Vikander: Well, especially being foreign, English is not my first language, that idea of Southern accents, I was afraid of it becoming-- I didn't want Kathy to become a caricature of a Southern belle. As soon as we knew we were going to make the film, I jumped on a plane to New Orleans. I got the chance to spend some time there before we actually started to shoot and was able to listen as much as I possibly could to people. I remember I was out, and I asked two people in a bar, "Where are you from? And where are you from? Because to me, you sound completely different." And I realized how many different accents exist within that city. It's so vast. So within that, I started to pin down, I was like, "Well, I want her to of course have a Louisiana accent, but I want to find something that is not overpowering the performance and the character itself." But yeah, I was nervous, because Justin came with already the perfect accent.
Chon: No, no! That's because I'm still so bad accents. It takes me so long, that I had to just pound it and pound it and pound it and work on it so hard to get it authentic. It's incredible, I feel like Alicia can turn it on and off. I cannot. I'm not as skilled, so I just had to live in it. But it's like Alicia said, it's really vast and diverse in all the different kinds of accents that exist in Louisiana and New Orleans. It's just about what specific person you're modeling it after and what is your socioeconomic status-- There's so many things involved. I definitely tried to make it specific. But you're right. It can come off, if done poorly, very sort of stereotypical and comical.
And Alicia, you not only have to speak in the accent, you sing. [In one scene, she's asked to perform an impromptu rendition of Ronstadt's "Blue Bayou."]

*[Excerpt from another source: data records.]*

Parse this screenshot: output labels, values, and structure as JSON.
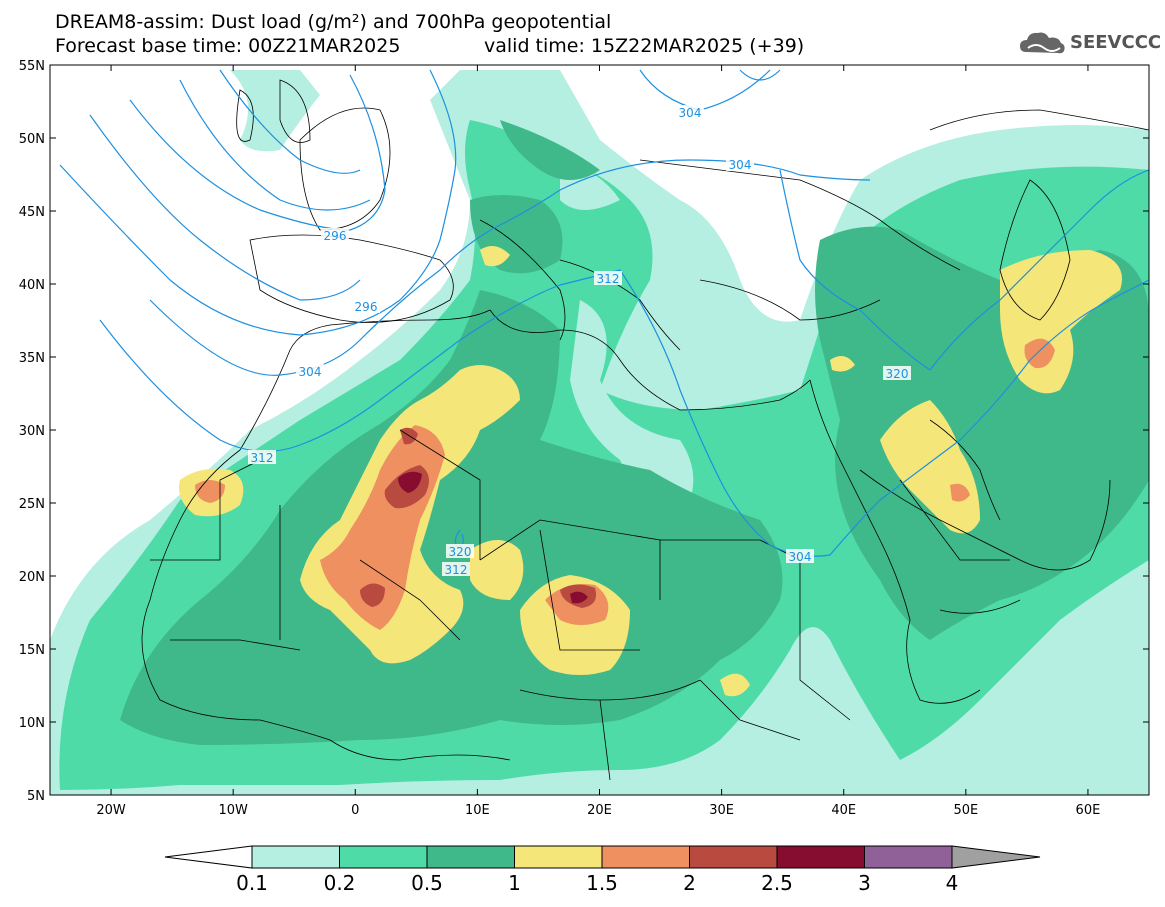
{
  "header": {
    "line1": "DREAM8-assim: Dust load (g/m²) and 700hPa geopotential",
    "line2": "Forecast base time: 00Z21MAR2025",
    "valid": "valid time: 15Z22MAR2025 (+39)"
  },
  "logo": {
    "text": "SEEVCCC",
    "icon": "cloud-logo-icon"
  },
  "axes": {
    "lat_labels": [
      "55N",
      "50N",
      "45N",
      "40N",
      "35N",
      "30N",
      "25N",
      "20N",
      "15N",
      "10N",
      "5N"
    ],
    "lon_labels": [
      "20W",
      "10W",
      "0",
      "10E",
      "20E",
      "30E",
      "40E",
      "50E",
      "60E"
    ],
    "lat_range": [
      5,
      55
    ],
    "lon_range": [
      -25,
      65
    ]
  },
  "contours": {
    "labels": [
      "296",
      "296",
      "304",
      "312",
      "304",
      "304",
      "312",
      "320",
      "320",
      "312",
      "304"
    ]
  },
  "colorbar": {
    "labels": [
      "0.1",
      "0.2",
      "0.5",
      "1",
      "1.5",
      "2",
      "2.5",
      "3",
      "4"
    ],
    "colors": [
      "#b4efe2",
      "#4fdba8",
      "#3fb88a",
      "#f5e67a",
      "#ee9060",
      "#b84a40",
      "#860c30",
      "#906098",
      "#a0a0a0"
    ]
  },
  "colors": {
    "border": "#000000",
    "contour": "#1e90e0",
    "c1": "#b4efe2",
    "c2": "#4fdba8",
    "c3": "#3fb88a",
    "c4": "#f5e67a",
    "c5": "#ee9060",
    "c6": "#b84a40",
    "c7": "#860c30"
  }
}
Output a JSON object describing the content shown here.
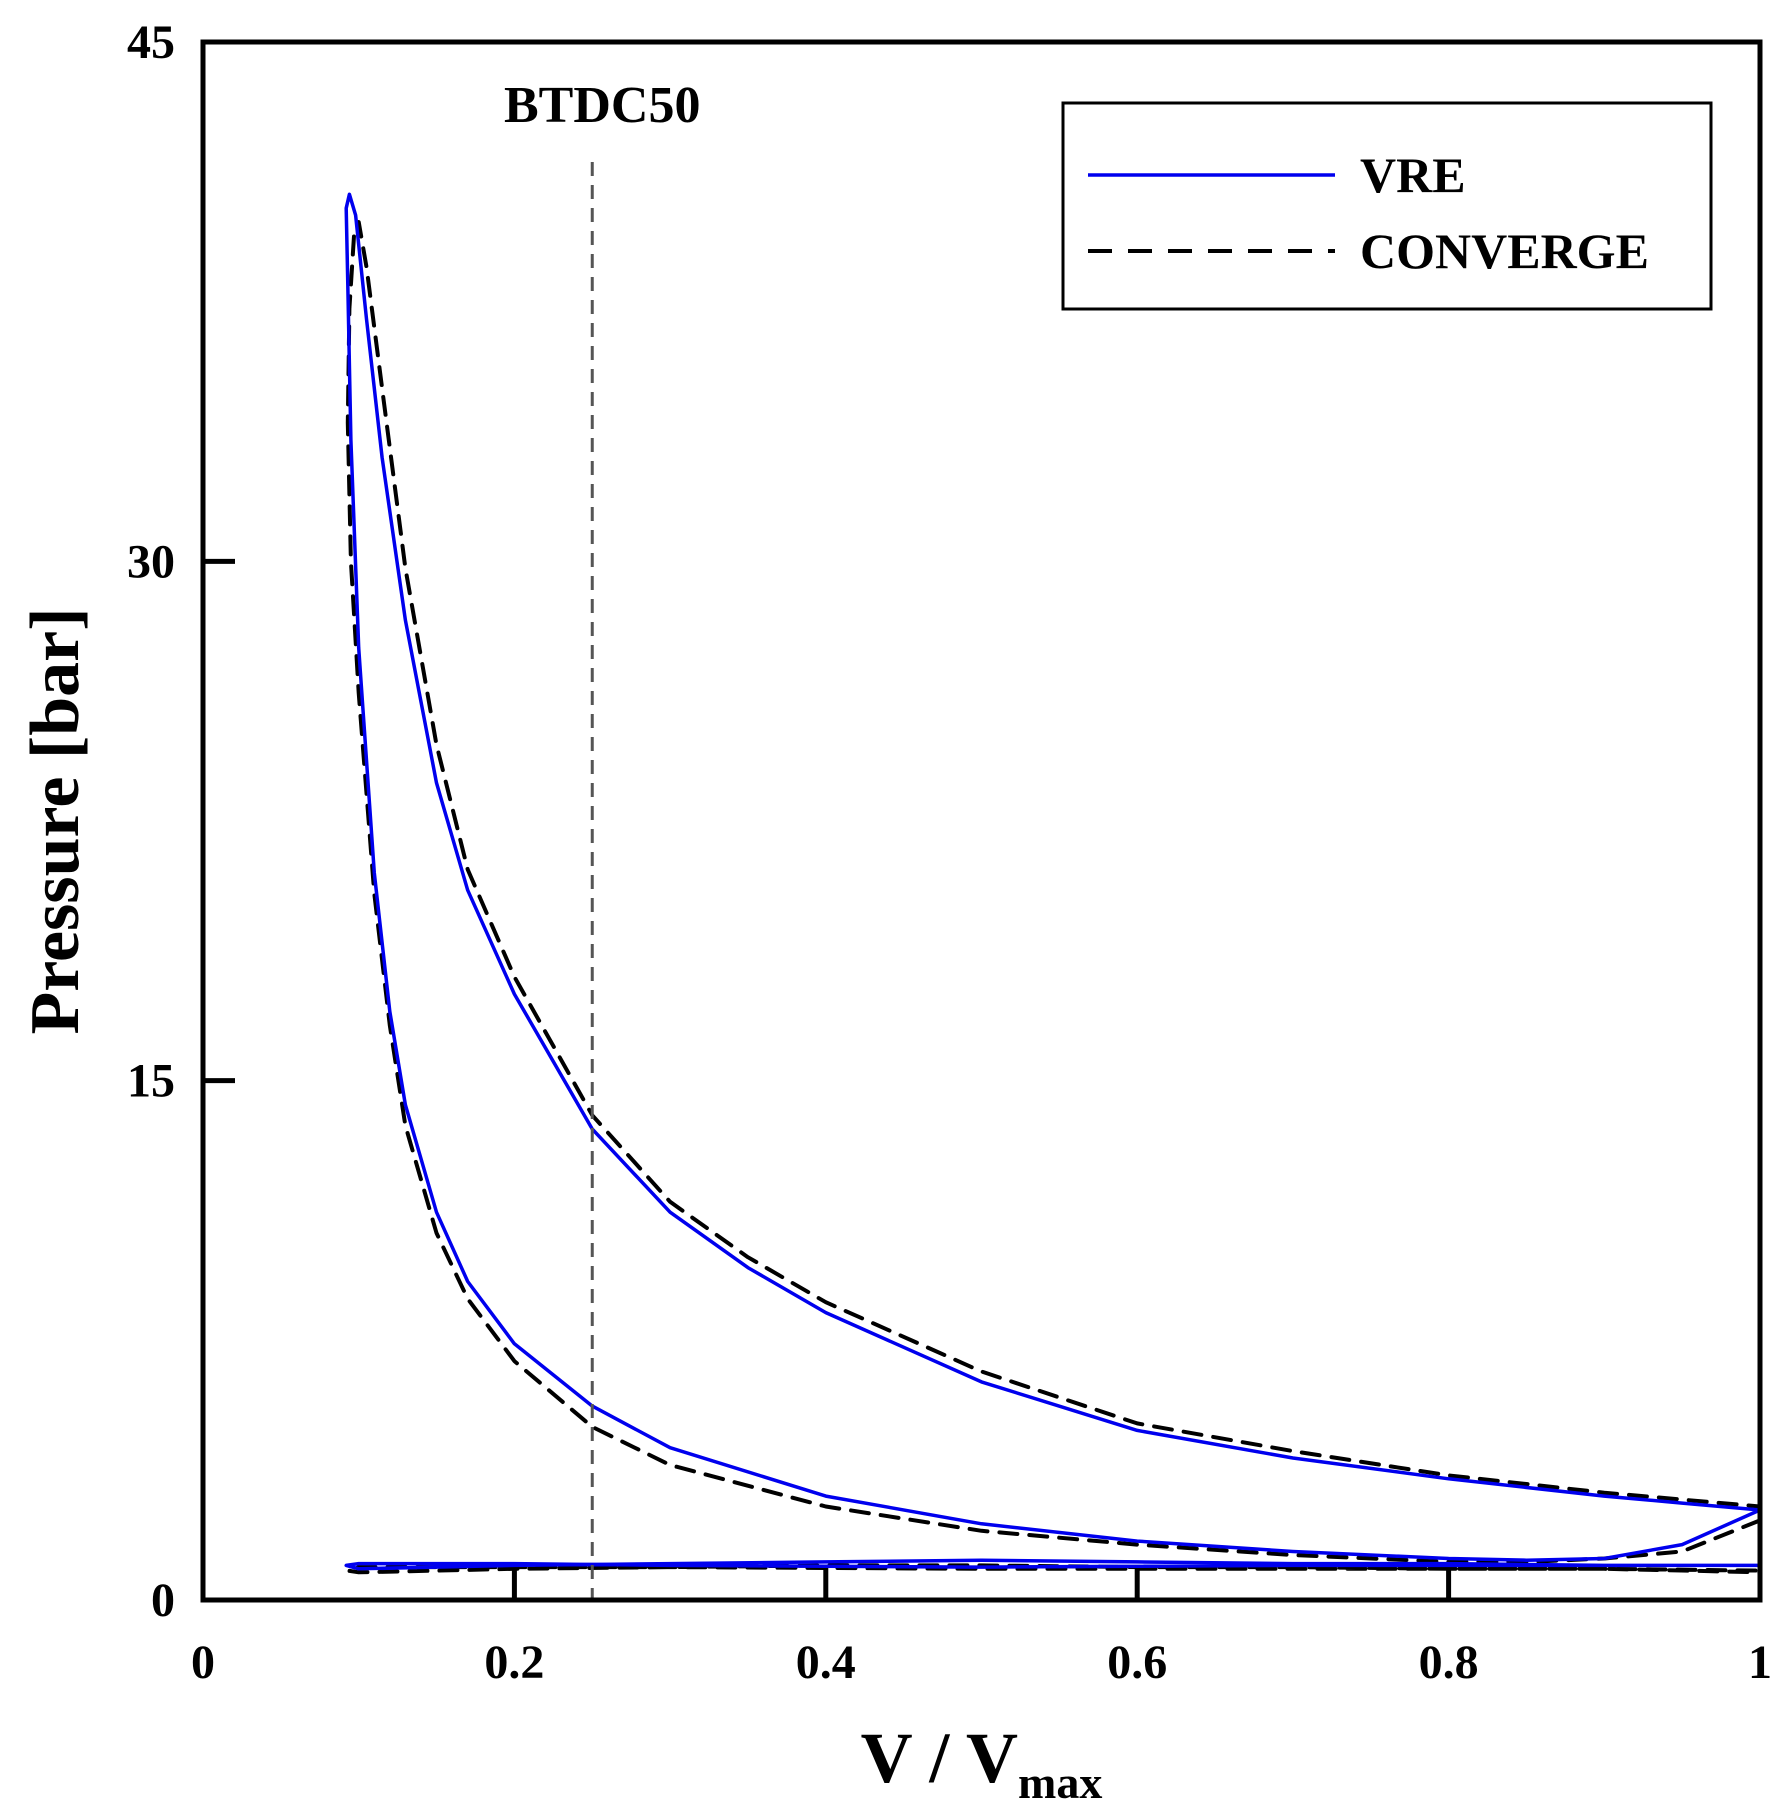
{
  "chart_data": {
    "type": "line",
    "title": "",
    "xlabel": {
      "main": "V / V",
      "subscript": "max"
    },
    "ylabel": "Pressure [bar]",
    "xlim": [
      0,
      1
    ],
    "ylim": [
      0,
      45
    ],
    "xticks": [
      "0",
      "0.2",
      "0.4",
      "0.6",
      "0.8",
      "1"
    ],
    "xtick_values": [
      0,
      0.2,
      0.4,
      0.6,
      0.8,
      1
    ],
    "yticks": [
      "0",
      "15",
      "30",
      "45"
    ],
    "ytick_values": [
      0,
      15,
      30,
      45
    ],
    "grid": false,
    "legend_position": "top-right",
    "annotation": {
      "label": "BTDC50",
      "x": 0.25
    },
    "series": [
      {
        "name": "VRE",
        "color": "#0000ee",
        "style": "solid",
        "x": [
          1.0,
          0.95,
          0.9,
          0.85,
          0.8,
          0.7,
          0.6,
          0.5,
          0.4,
          0.3,
          0.25,
          0.2,
          0.17,
          0.15,
          0.13,
          0.12,
          0.11,
          0.1,
          0.095,
          0.093,
          0.092,
          0.094,
          0.098,
          0.105,
          0.115,
          0.13,
          0.15,
          0.17,
          0.2,
          0.25,
          0.3,
          0.35,
          0.4,
          0.5,
          0.6,
          0.7,
          0.8,
          0.9,
          0.95,
          1.0,
          1.0,
          0.9,
          0.8,
          0.7,
          0.6,
          0.5,
          0.4,
          0.3,
          0.2,
          0.15,
          0.1,
          0.092,
          0.1,
          0.2,
          0.3,
          0.5,
          0.7,
          0.9,
          1.0
        ],
        "y": [
          2.6,
          1.6,
          1.2,
          1.15,
          1.2,
          1.4,
          1.7,
          2.2,
          3.0,
          4.4,
          5.6,
          7.4,
          9.2,
          11.2,
          14.3,
          17.0,
          21.0,
          27.5,
          33.5,
          38.0,
          40.2,
          40.6,
          40.0,
          37.0,
          33.0,
          28.3,
          23.6,
          20.5,
          17.5,
          13.6,
          11.2,
          9.6,
          8.3,
          6.3,
          4.9,
          4.1,
          3.5,
          3.0,
          2.8,
          2.6,
          1.0,
          1.0,
          1.05,
          1.05,
          1.1,
          1.15,
          1.1,
          1.05,
          1.0,
          0.95,
          0.9,
          1.0,
          1.05,
          1.05,
          1.0,
          0.95,
          1.0,
          1.0,
          1.0
        ]
      },
      {
        "name": "CONVERGE",
        "color": "#000000",
        "style": "dashed",
        "x": [
          1.0,
          0.95,
          0.9,
          0.85,
          0.8,
          0.7,
          0.6,
          0.5,
          0.4,
          0.3,
          0.25,
          0.2,
          0.17,
          0.15,
          0.13,
          0.12,
          0.11,
          0.1,
          0.095,
          0.093,
          0.094,
          0.097,
          0.1,
          0.105,
          0.115,
          0.13,
          0.15,
          0.17,
          0.2,
          0.25,
          0.3,
          0.35,
          0.4,
          0.5,
          0.6,
          0.7,
          0.8,
          0.9,
          0.95,
          1.0,
          1.0,
          0.9,
          0.8,
          0.7,
          0.6,
          0.5,
          0.4,
          0.3,
          0.2,
          0.15,
          0.1,
          0.093,
          0.1,
          0.2,
          0.3,
          0.5,
          0.7,
          0.9,
          1.0
        ],
        "y": [
          2.3,
          1.4,
          1.2,
          1.1,
          1.1,
          1.3,
          1.6,
          2.0,
          2.7,
          3.9,
          5.0,
          6.9,
          8.7,
          10.6,
          13.7,
          16.6,
          20.4,
          26.2,
          30.0,
          34.0,
          37.3,
          39.4,
          39.8,
          38.5,
          35.0,
          29.8,
          24.7,
          21.1,
          18.0,
          14.0,
          11.5,
          9.9,
          8.6,
          6.6,
          5.1,
          4.3,
          3.6,
          3.1,
          2.9,
          2.7,
          0.8,
          0.9,
          0.9,
          0.95,
          0.95,
          1.0,
          1.0,
          0.95,
          0.9,
          0.85,
          0.8,
          0.85,
          0.95,
          0.95,
          0.95,
          0.9,
          0.9,
          0.9,
          0.85
        ]
      }
    ]
  }
}
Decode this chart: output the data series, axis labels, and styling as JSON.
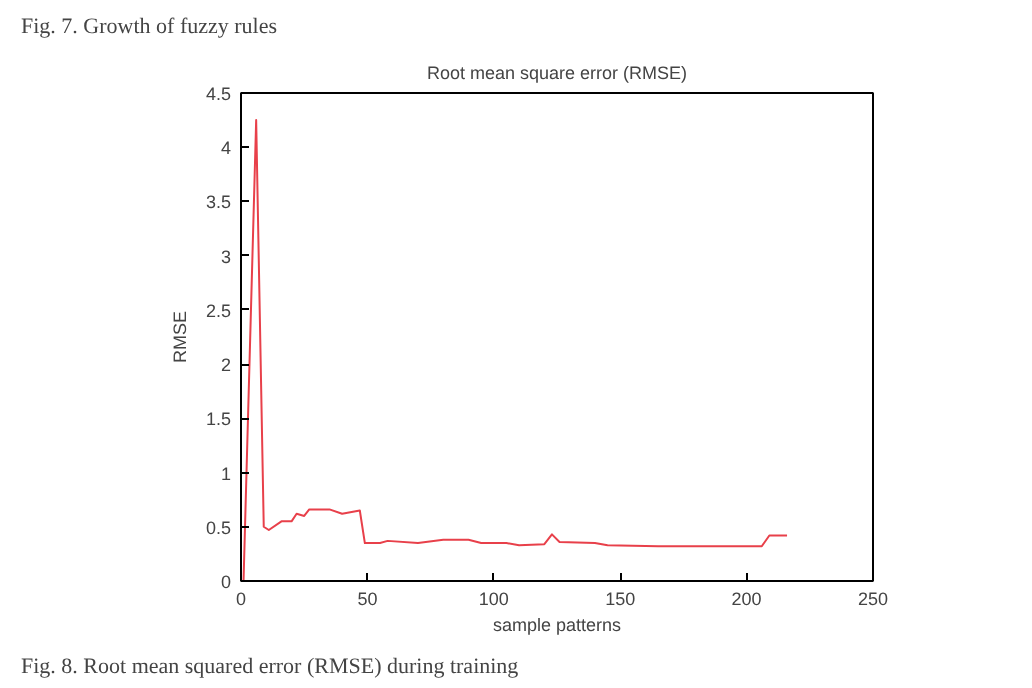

Vikander: Actually, that's sometimes easier. If you imagine like foreign singers, when you listen to them sing, you very often can't hear that they're foreign. And then you see them in an interview and you're like, "Oh! That's a very heavy accent!" Or maybe their English is not that good. So, actually sometimes the singing helps, because you find vowels easier in your mouth by singing. I've even done accents when my dialect coach forces me to sing lines, because it actually makes my brain kind of connect better with finding whatever vowels you're using.
You are a wonderful singer. If you want to record an album, I'll buy it.
Vikander: [Laughs] I loved it, but it was nerve-racking. It's a beautiful song. It's just not very easy. I even forced Justin to [sing it] to prove my point. I met him in Hawaii where he was editing the film and I was there by chance too, and we went to a karaoke and I made him sing it.
Chon: It's a very hard song! [Laughs] It's a very tough ask that I asked her to do.
Vikander: But I loved it! Because I told him and then you, like, quit halfway through and just turned and said, "OK, it's very difficult." And I was like, yes!
Chon: It is very difficult!
Blue Bayou is in theaters on Sept. 17.